Furthermore, Peter has been associated recently with the title character of the Yeats poem "The Song of Wandering Aengus," in which Aengus pursues a "glimmering girl." I figured this tied in with the "silver girl" in "Bridge over Troubled Water," and I saw that Emily was even wearing a glimmering silver dress to sing it, as if in costume as the glimmering/silver girl herself.
When I played the Emily Linge video, though, I found that she had changed the lyrics -- something she never does! -- and replaced "silver girl" with "children." Now this is unacceptable. Children don't need a bridge over troubled water, nor do they need to sail. When the water is troubled, they wade.
Since Emily had dropped the ball on the "silver girl" bit, I decided to listen to the original. When I put bridge over troubled water in the search box, though, what came up was another Emily Linge cover of the same song, uploaded just a month ago. She's wearing the same silver dress, and this time she gets the lyrics right:
A few hours after writing the above, mentioning three different ways of crossing "troubled water" -- sailing, wading, and using a bridge -- I read this in Louise Varèse's English translation of Arthur Rimbaud's A Season in Hell:
Jesus walked on the troubled waters. The lantern showed him to us, erect, white, with long brown hair, on the flank of an emerald wave.
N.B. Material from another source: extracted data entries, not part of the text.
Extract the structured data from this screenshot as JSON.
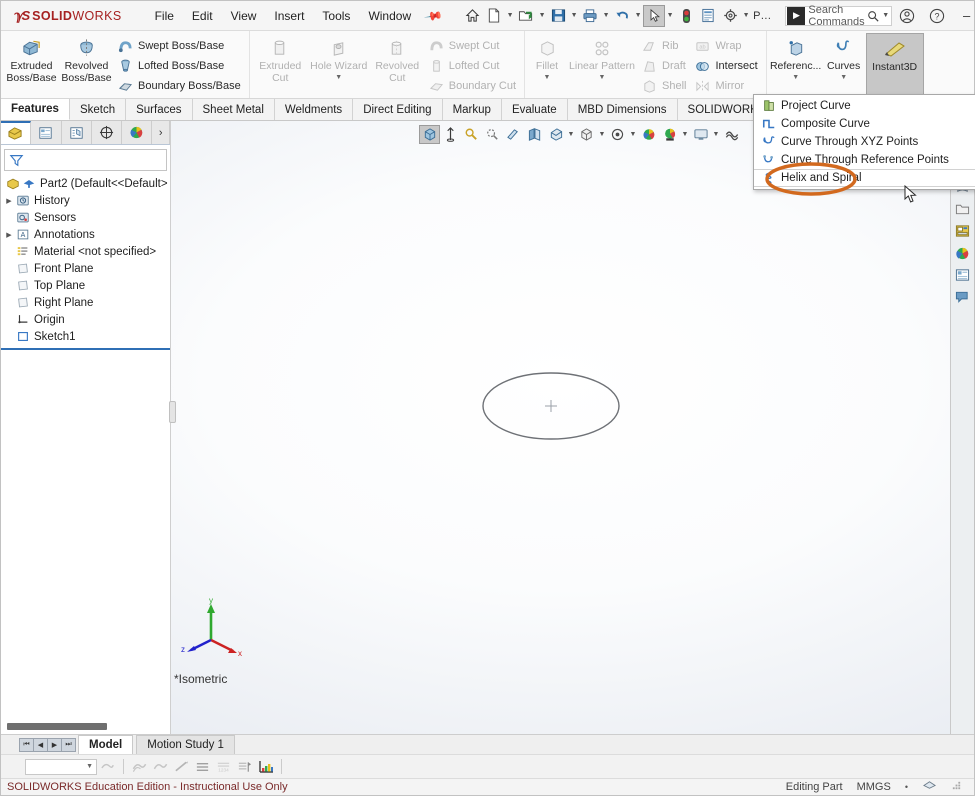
{
  "app": {
    "brand_ds": "2S",
    "brand_solid": "SOLID",
    "brand_works": "WORKS",
    "accent_color": "#a62121",
    "highlight_color": "#d2691e"
  },
  "menubar": {
    "items": [
      {
        "label": "File",
        "name": "menu-file"
      },
      {
        "label": "Edit",
        "name": "menu-edit"
      },
      {
        "label": "View",
        "name": "menu-view"
      },
      {
        "label": "Insert",
        "name": "menu-insert"
      },
      {
        "label": "Tools",
        "name": "menu-tools"
      },
      {
        "label": "Window",
        "name": "menu-window"
      }
    ],
    "pin_icon": "pin-icon"
  },
  "quick_access": {
    "icons": [
      {
        "name": "home-icon",
        "glyph": "⌂"
      },
      {
        "name": "new-document-icon",
        "glyph": "□"
      },
      {
        "name": "open-folder-icon",
        "glyph": "▶"
      },
      {
        "name": "save-icon",
        "glyph": "■"
      },
      {
        "name": "print-icon",
        "glyph": "⎙"
      },
      {
        "name": "undo-icon",
        "glyph": "↶"
      },
      {
        "name": "select-arrow-icon",
        "glyph": "➤"
      },
      {
        "name": "rebuild-traffic-icon",
        "glyph": "●"
      },
      {
        "name": "options-list-icon",
        "glyph": "☰"
      },
      {
        "name": "settings-gear-icon",
        "glyph": "⚙"
      },
      {
        "name": "part-label-icon",
        "glyph": "P…"
      }
    ]
  },
  "search": {
    "placeholder": "Search Commands",
    "search_icon": "magnifier-icon",
    "dropdown_icon": "chevron-down-icon",
    "swk_icon": "solidworks-search-icon"
  },
  "window_controls": {
    "account_icon": "user-account-icon",
    "help_icon": "help-question-icon",
    "minimize": "–",
    "maximize": "☐",
    "close": "✕"
  },
  "ribbon": {
    "groups": [
      {
        "name": "boss-base-group",
        "big": [
          {
            "label_line1": "Extruded",
            "label_line2": "Boss/Base",
            "name": "extruded-boss-base-button",
            "disabled": false
          },
          {
            "label_line1": "Revolved",
            "label_line2": "Boss/Base",
            "name": "revolved-boss-base-button",
            "disabled": false
          }
        ],
        "small": [
          {
            "label": "Swept Boss/Base",
            "name": "swept-boss-base-button",
            "disabled": false
          },
          {
            "label": "Lofted Boss/Base",
            "name": "lofted-boss-base-button",
            "disabled": false
          },
          {
            "label": "Boundary Boss/Base",
            "name": "boundary-boss-base-button",
            "disabled": false
          }
        ]
      },
      {
        "name": "cut-group",
        "big": [
          {
            "label_line1": "Extruded",
            "label_line2": "Cut",
            "name": "extruded-cut-button",
            "disabled": true
          },
          {
            "label_line1": "Hole Wizard",
            "label_line2": "",
            "name": "hole-wizard-button",
            "disabled": true
          },
          {
            "label_line1": "Revolved",
            "label_line2": "Cut",
            "name": "revolved-cut-button",
            "disabled": true
          }
        ],
        "small": [
          {
            "label": "Swept Cut",
            "name": "swept-cut-button",
            "disabled": true
          },
          {
            "label": "Lofted Cut",
            "name": "lofted-cut-button",
            "disabled": true
          },
          {
            "label": "Boundary Cut",
            "name": "boundary-cut-button",
            "disabled": true
          }
        ]
      },
      {
        "name": "features-group",
        "big": [
          {
            "label_line1": "Fillet",
            "label_line2": "",
            "name": "fillet-button",
            "disabled": true
          },
          {
            "label_line1": "Linear Pattern",
            "label_line2": "",
            "name": "linear-pattern-button",
            "disabled": true
          }
        ],
        "small": [
          {
            "label": "Rib",
            "name": "rib-button",
            "disabled": true
          },
          {
            "label": "Draft",
            "name": "draft-button",
            "disabled": true
          },
          {
            "label": "Shell",
            "name": "shell-button",
            "disabled": true
          }
        ],
        "small2": [
          {
            "label": "Wrap",
            "name": "wrap-button",
            "disabled": true
          },
          {
            "label": "Intersect",
            "name": "intersect-button",
            "disabled": false
          },
          {
            "label": "Mirror",
            "name": "mirror-button",
            "disabled": true
          }
        ]
      },
      {
        "name": "geometry-group",
        "big": [
          {
            "label_line1": "Referenc...",
            "label_line2": "",
            "name": "reference-geometry-button",
            "disabled": false
          },
          {
            "label_line1": "Curves",
            "label_line2": "",
            "name": "curves-button",
            "disabled": false
          },
          {
            "label_line1": "Instant3D",
            "label_line2": "",
            "name": "instant3d-button",
            "disabled": false
          }
        ]
      }
    ],
    "tabs": [
      {
        "label": "Features",
        "name": "tab-features",
        "active": true
      },
      {
        "label": "Sketch",
        "name": "tab-sketch",
        "active": false
      },
      {
        "label": "Surfaces",
        "name": "tab-surfaces",
        "active": false
      },
      {
        "label": "Sheet Metal",
        "name": "tab-sheet-metal",
        "active": false
      },
      {
        "label": "Weldments",
        "name": "tab-weldments",
        "active": false
      },
      {
        "label": "Direct Editing",
        "name": "tab-direct-editing",
        "active": false
      },
      {
        "label": "Markup",
        "name": "tab-markup",
        "active": false
      },
      {
        "label": "Evaluate",
        "name": "tab-evaluate",
        "active": false
      },
      {
        "label": "MBD Dimensions",
        "name": "tab-mbd-dimensions",
        "active": false
      },
      {
        "label": "SOLIDWORKS Add-Ins",
        "name": "tab-solidworks-add-ins",
        "active": false
      }
    ]
  },
  "curves_dropdown": {
    "items": [
      {
        "label": "Project Curve",
        "name": "menu-item-project-curve",
        "icon": "project-curve-icon",
        "highlighted": false
      },
      {
        "label": "Composite Curve",
        "name": "menu-item-composite-curve",
        "icon": "composite-curve-icon",
        "highlighted": false
      },
      {
        "label": "Curve Through XYZ Points",
        "name": "menu-item-curve-through-xyz-points",
        "icon": "curve-xyz-icon",
        "highlighted": false
      },
      {
        "label": "Curve Through Reference Points",
        "name": "menu-item-curve-through-reference-points",
        "icon": "curve-reference-icon",
        "highlighted": false
      },
      {
        "label": "Helix and Spiral",
        "name": "menu-item-helix-and-spiral",
        "icon": "helix-spiral-icon",
        "highlighted": true
      }
    ]
  },
  "feature_tree": {
    "tabs": [
      {
        "name": "tab-feature-manager-tree",
        "icon": "yellow-part-icon",
        "active": true
      },
      {
        "name": "tab-property-manager",
        "icon": "property-manager-icon",
        "active": false
      },
      {
        "name": "tab-configuration-manager",
        "icon": "configuration-manager-icon",
        "active": false
      },
      {
        "name": "tab-dimxpert-manager",
        "icon": "dimxpert-icon",
        "active": false
      },
      {
        "name": "tab-display-manager",
        "icon": "display-manager-icon",
        "active": false
      },
      {
        "name": "tab-more",
        "icon": "chevron-right-icon",
        "active": false
      }
    ],
    "filter_icon": "filter-funnel-icon",
    "nodes": [
      {
        "label": "Part2  (Default<<Default>",
        "name": "tree-node-part2",
        "indent": 0,
        "expandable": false,
        "icon": "part-icon",
        "root": true
      },
      {
        "label": "History",
        "name": "tree-node-history",
        "indent": 1,
        "expandable": true,
        "icon": "history-icon"
      },
      {
        "label": "Sensors",
        "name": "tree-node-sensors",
        "indent": 1,
        "expandable": false,
        "icon": "sensors-icon"
      },
      {
        "label": "Annotations",
        "name": "tree-node-annotations",
        "indent": 1,
        "expandable": true,
        "icon": "annotations-icon"
      },
      {
        "label": "Material <not specified>",
        "name": "tree-node-material",
        "indent": 1,
        "expandable": false,
        "icon": "material-icon"
      },
      {
        "label": "Front Plane",
        "name": "tree-node-front-plane",
        "indent": 1,
        "expandable": false,
        "icon": "plane-icon"
      },
      {
        "label": "Top Plane",
        "name": "tree-node-top-plane",
        "indent": 1,
        "expandable": false,
        "icon": "plane-icon"
      },
      {
        "label": "Right Plane",
        "name": "tree-node-right-plane",
        "indent": 1,
        "expandable": false,
        "icon": "plane-icon"
      },
      {
        "label": "Origin",
        "name": "tree-node-origin",
        "indent": 1,
        "expandable": false,
        "icon": "origin-icon"
      },
      {
        "label": "Sketch1",
        "name": "tree-node-sketch1",
        "indent": 1,
        "expandable": false,
        "icon": "sketch-icon"
      }
    ]
  },
  "view_toolbar": {
    "icons": [
      {
        "name": "zoom-to-fit-icon",
        "selected": true
      },
      {
        "name": "zoom-to-area-icon",
        "selected": false
      },
      {
        "name": "previous-view-icon",
        "selected": false
      },
      {
        "name": "section-view-icon",
        "selected": false
      },
      {
        "name": "view-orientation-icon",
        "selected": false
      },
      {
        "name": "display-style-icon",
        "selected": false
      },
      {
        "name": "hide-show-items-icon",
        "selected": false
      },
      {
        "name": "edit-appearance-icon",
        "selected": false
      },
      {
        "name": "apply-scene-icon",
        "selected": false
      },
      {
        "name": "view-settings-icon",
        "selected": false
      }
    ]
  },
  "graphics": {
    "view_label": "Isometric",
    "triad": {
      "x_label": "x",
      "y_label": "y",
      "z_label": "z",
      "x_color": "#cc2222",
      "y_color": "#22aa22",
      "z_color": "#2222cc"
    },
    "sketch_entity": "ellipse-sketch",
    "origin_marker": "origin-crosshair"
  },
  "task_pane": {
    "icons": [
      {
        "name": "design-library-icon"
      },
      {
        "name": "file-explorer-icon"
      },
      {
        "name": "view-palette-icon"
      },
      {
        "name": "appearances-scenes-icon"
      },
      {
        "name": "custom-properties-icon"
      },
      {
        "name": "solidworks-forum-icon"
      }
    ]
  },
  "bottom": {
    "nav_buttons": [
      "⏮",
      "◀",
      "▶",
      "⏭"
    ],
    "tabs": [
      {
        "label": "Model",
        "name": "bottom-tab-model",
        "active": true
      },
      {
        "label": "Motion Study 1",
        "name": "bottom-tab-motion-study-1",
        "active": false
      }
    ],
    "toolbar_icons": [
      {
        "name": "sketch-combo-dropdown"
      },
      {
        "name": "shaded-sketch-contours-icon"
      },
      {
        "name": "display-sketch-1-icon"
      },
      {
        "name": "display-sketch-2-icon"
      },
      {
        "name": "edit-line-icon"
      },
      {
        "name": "lines-icon"
      },
      {
        "name": "dimension-icon"
      },
      {
        "name": "flag-icon"
      },
      {
        "name": "color-chart-icon"
      }
    ]
  },
  "status_bar": {
    "education_notice": "SOLIDWORKS Education Edition - Instructional Use Only",
    "editing_state": "Editing Part",
    "units": "MMGS",
    "units_caret": "•",
    "overlay_icon": "layers-icon",
    "resize_grip": "resize-grip-icon"
  }
}
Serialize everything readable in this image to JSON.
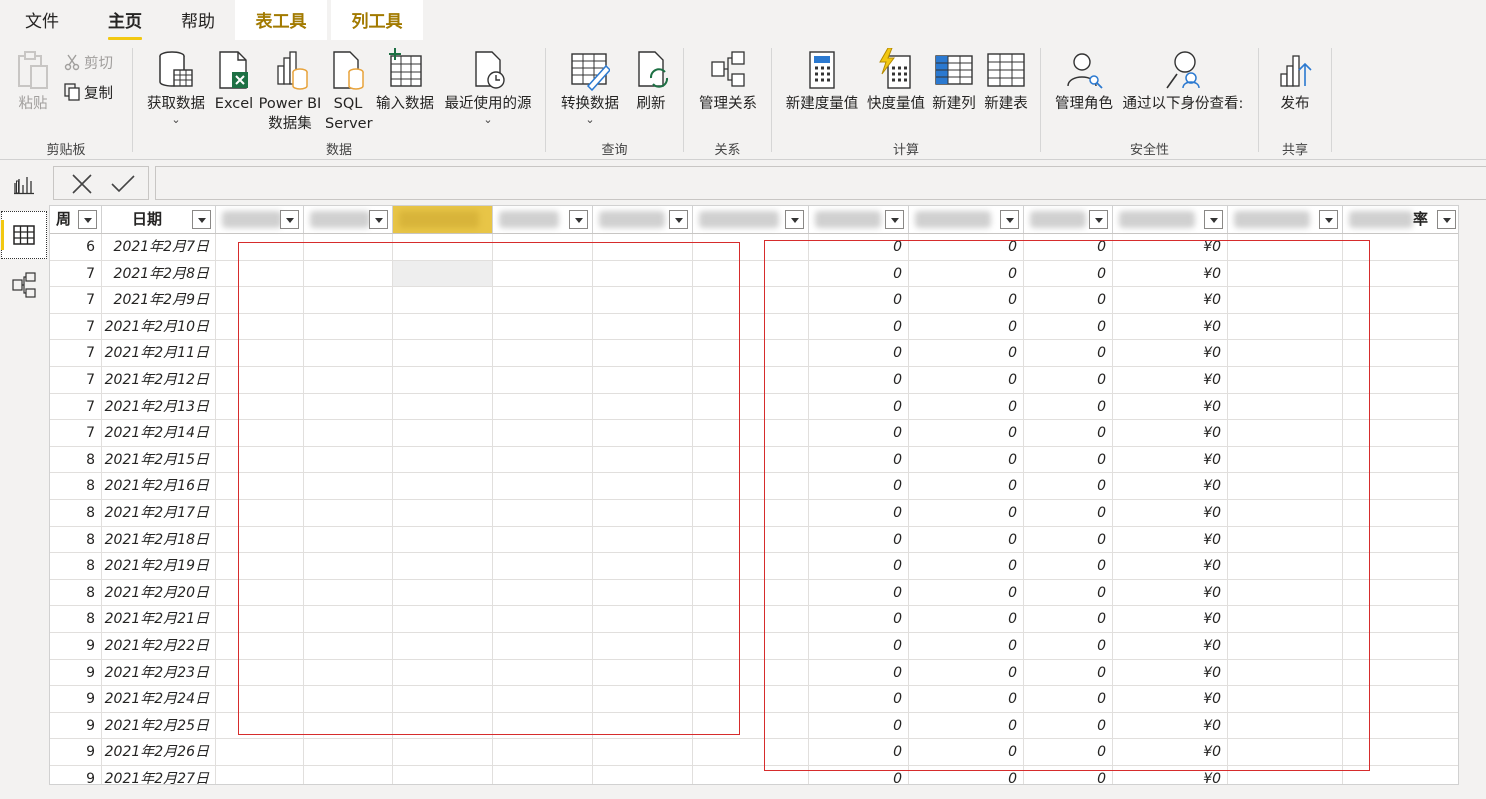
{
  "tabs": {
    "file": "文件",
    "home": "主页",
    "help": "帮助",
    "table_tools": "表工具",
    "column_tools": "列工具"
  },
  "ribbon": {
    "clipboard": {
      "label": "剪贴板",
      "paste": "粘贴",
      "cut": "剪切",
      "copy": "复制"
    },
    "data": {
      "label": "数据",
      "get_data": "获取数据",
      "excel": "Excel",
      "powerbi_line1": "Power BI",
      "powerbi_line2": "数据集",
      "sql_line1": "SQL",
      "sql_line2": "Server",
      "enter_data": "输入数据",
      "recent_sources": "最近使用的源"
    },
    "query": {
      "label": "查询",
      "transform": "转换数据",
      "refresh": "刷新"
    },
    "relationships": {
      "label": "关系",
      "manage": "管理关系"
    },
    "calculations": {
      "label": "计算",
      "new_measure": "新建度量值",
      "quick_measure": "快度量值",
      "new_column": "新建列",
      "new_table": "新建表"
    },
    "security": {
      "label": "安全性",
      "manage_roles": "管理角色",
      "view_as": "通过以下身份查看:"
    },
    "share": {
      "label": "共享",
      "publish": "发布"
    }
  },
  "icons": {
    "report_view": "bar-chart-icon",
    "data_view": "table-grid-icon",
    "model_view": "model-diagram-icon",
    "cancel": "close-x-icon",
    "commit": "checkmark-icon"
  },
  "colors": {
    "accent": "#f2c811",
    "context_tab_text": "#a27a00",
    "highlight_column": "#e8c547",
    "red_box": "#d62c2c"
  },
  "grid": {
    "headers": {
      "week": "周",
      "date": "日期",
      "last": "率"
    },
    "rows": [
      {
        "week": "6",
        "date": "2021年2月7日",
        "v1": "0",
        "v2": "0",
        "v3": "0",
        "amount": "¥0"
      },
      {
        "week": "7",
        "date": "2021年2月8日",
        "v1": "0",
        "v2": "0",
        "v3": "0",
        "amount": "¥0"
      },
      {
        "week": "7",
        "date": "2021年2月9日",
        "v1": "0",
        "v2": "0",
        "v3": "0",
        "amount": "¥0"
      },
      {
        "week": "7",
        "date": "2021年2月10日",
        "v1": "0",
        "v2": "0",
        "v3": "0",
        "amount": "¥0"
      },
      {
        "week": "7",
        "date": "2021年2月11日",
        "v1": "0",
        "v2": "0",
        "v3": "0",
        "amount": "¥0"
      },
      {
        "week": "7",
        "date": "2021年2月12日",
        "v1": "0",
        "v2": "0",
        "v3": "0",
        "amount": "¥0"
      },
      {
        "week": "7",
        "date": "2021年2月13日",
        "v1": "0",
        "v2": "0",
        "v3": "0",
        "amount": "¥0"
      },
      {
        "week": "7",
        "date": "2021年2月14日",
        "v1": "0",
        "v2": "0",
        "v3": "0",
        "amount": "¥0"
      },
      {
        "week": "8",
        "date": "2021年2月15日",
        "v1": "0",
        "v2": "0",
        "v3": "0",
        "amount": "¥0"
      },
      {
        "week": "8",
        "date": "2021年2月16日",
        "v1": "0",
        "v2": "0",
        "v3": "0",
        "amount": "¥0"
      },
      {
        "week": "8",
        "date": "2021年2月17日",
        "v1": "0",
        "v2": "0",
        "v3": "0",
        "amount": "¥0"
      },
      {
        "week": "8",
        "date": "2021年2月18日",
        "v1": "0",
        "v2": "0",
        "v3": "0",
        "amount": "¥0"
      },
      {
        "week": "8",
        "date": "2021年2月19日",
        "v1": "0",
        "v2": "0",
        "v3": "0",
        "amount": "¥0"
      },
      {
        "week": "8",
        "date": "2021年2月20日",
        "v1": "0",
        "v2": "0",
        "v3": "0",
        "amount": "¥0"
      },
      {
        "week": "8",
        "date": "2021年2月21日",
        "v1": "0",
        "v2": "0",
        "v3": "0",
        "amount": "¥0"
      },
      {
        "week": "9",
        "date": "2021年2月22日",
        "v1": "0",
        "v2": "0",
        "v3": "0",
        "amount": "¥0"
      },
      {
        "week": "9",
        "date": "2021年2月23日",
        "v1": "0",
        "v2": "0",
        "v3": "0",
        "amount": "¥0"
      },
      {
        "week": "9",
        "date": "2021年2月24日",
        "v1": "0",
        "v2": "0",
        "v3": "0",
        "amount": "¥0"
      },
      {
        "week": "9",
        "date": "2021年2月25日",
        "v1": "0",
        "v2": "0",
        "v3": "0",
        "amount": "¥0"
      },
      {
        "week": "9",
        "date": "2021年2月26日",
        "v1": "0",
        "v2": "0",
        "v3": "0",
        "amount": "¥0"
      },
      {
        "week": "9",
        "date": "2021年2月27日",
        "v1": "0",
        "v2": "0",
        "v3": "0",
        "amount": "¥0"
      }
    ]
  }
}
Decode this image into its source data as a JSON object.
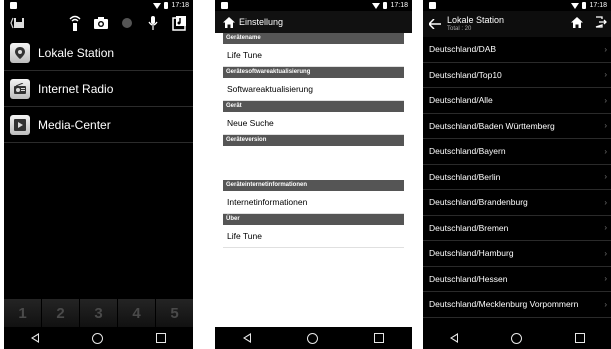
{
  "status": {
    "time": "17:18"
  },
  "screen1": {
    "stations": [
      {
        "label": "Lokale Station",
        "icon": "map-pin-icon"
      },
      {
        "label": "Internet Radio",
        "icon": "radio-icon"
      },
      {
        "label": "Media-Center",
        "icon": "play-icon"
      }
    ],
    "presets": [
      "1",
      "2",
      "3",
      "4",
      "5"
    ]
  },
  "screen2": {
    "title": "Einstellung",
    "sections": [
      {
        "header": "Gerätename",
        "rows": [
          "Life Tune"
        ]
      },
      {
        "header": "Gerätesoftwareaktualisierung",
        "rows": [
          "Softwareaktualisierung"
        ]
      },
      {
        "header": "Gerät",
        "rows": [
          "Neue Suche"
        ]
      },
      {
        "header": "Geräteversion",
        "rows": [
          ""
        ]
      },
      {
        "header": "Geräteinternetinformationen",
        "rows": [
          "Internetinformationen"
        ]
      },
      {
        "header": "Über",
        "rows": [
          "Life Tune"
        ]
      }
    ]
  },
  "screen3": {
    "title": "Lokale Station",
    "subtitle": "Total : 20",
    "items": [
      "Deutschland/DAB",
      "Deutschland/Top10",
      "Deutschland/Alle",
      "Deutschland/Baden Württemberg",
      "Deutschland/Bayern",
      "Deutschland/Berlin",
      "Deutschland/Brandenburg",
      "Deutschland/Bremen",
      "Deutschland/Hamburg",
      "Deutschland/Hessen",
      "Deutschland/Mecklenburg Vorpommern"
    ]
  }
}
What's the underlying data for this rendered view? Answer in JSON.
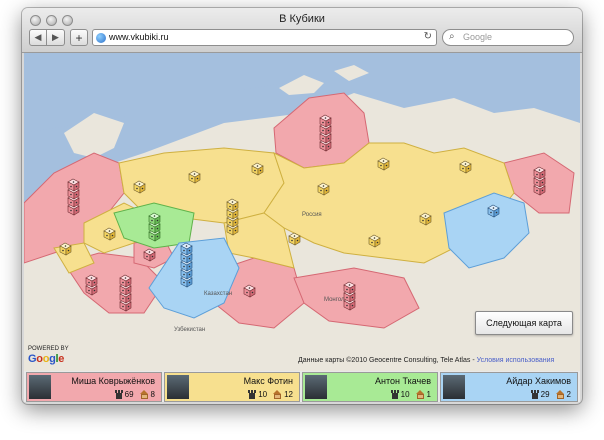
{
  "window": {
    "title": "В Кубики",
    "address_url": "www.vkubiki.ru",
    "search_placeholder": "Google"
  },
  "map": {
    "next_map_label": "Следующая карта",
    "attribution": "Данные карты ©2010 Geocentre Consulting, Tele Atlas - ",
    "terms_link": "Условия использования",
    "powered_by": "POWERED BY",
    "logo_text": "Google",
    "labels": {
      "russia": "Россия",
      "kazakhstan": "Казахстан",
      "mongolia": "Монголия",
      "uzbekistan": "Узбекистан"
    },
    "player_colors": {
      "red": "#f2a8ad",
      "yellow": "#f7e08f",
      "green": "#a8ea95",
      "blue": "#a9d4f4"
    }
  },
  "players": [
    {
      "name": "Миша Коврыжёнков",
      "dice": "69",
      "houses": "8",
      "color": "#f2a8ad"
    },
    {
      "name": "Макс Фотин",
      "dice": "10",
      "houses": "12",
      "color": "#f7e08f"
    },
    {
      "name": "Антон Ткачев",
      "dice": "10",
      "houses": "1",
      "color": "#a8ea95"
    },
    {
      "name": "Айдар Хакимов",
      "dice": "29",
      "houses": "2",
      "color": "#a9d4f4"
    }
  ]
}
Yet another way of crossing troubled water! And of course, Jesus was one of two people to walk on water, the other being Peter. The "emerald wave" also syncs with one of Ramer's recurring dreams in The Notion Club Papers:
There is a Green Wave, whitecrested, fluted and scallop-shaped but vast, towering above green fields, often with a wood of trees, too; that has constantly appeared.
This is presumably a vision of the destruction of Númenor, which happened in the reign of its last king, Ar-Pharazôn -- whom William Wright identifies with Peter.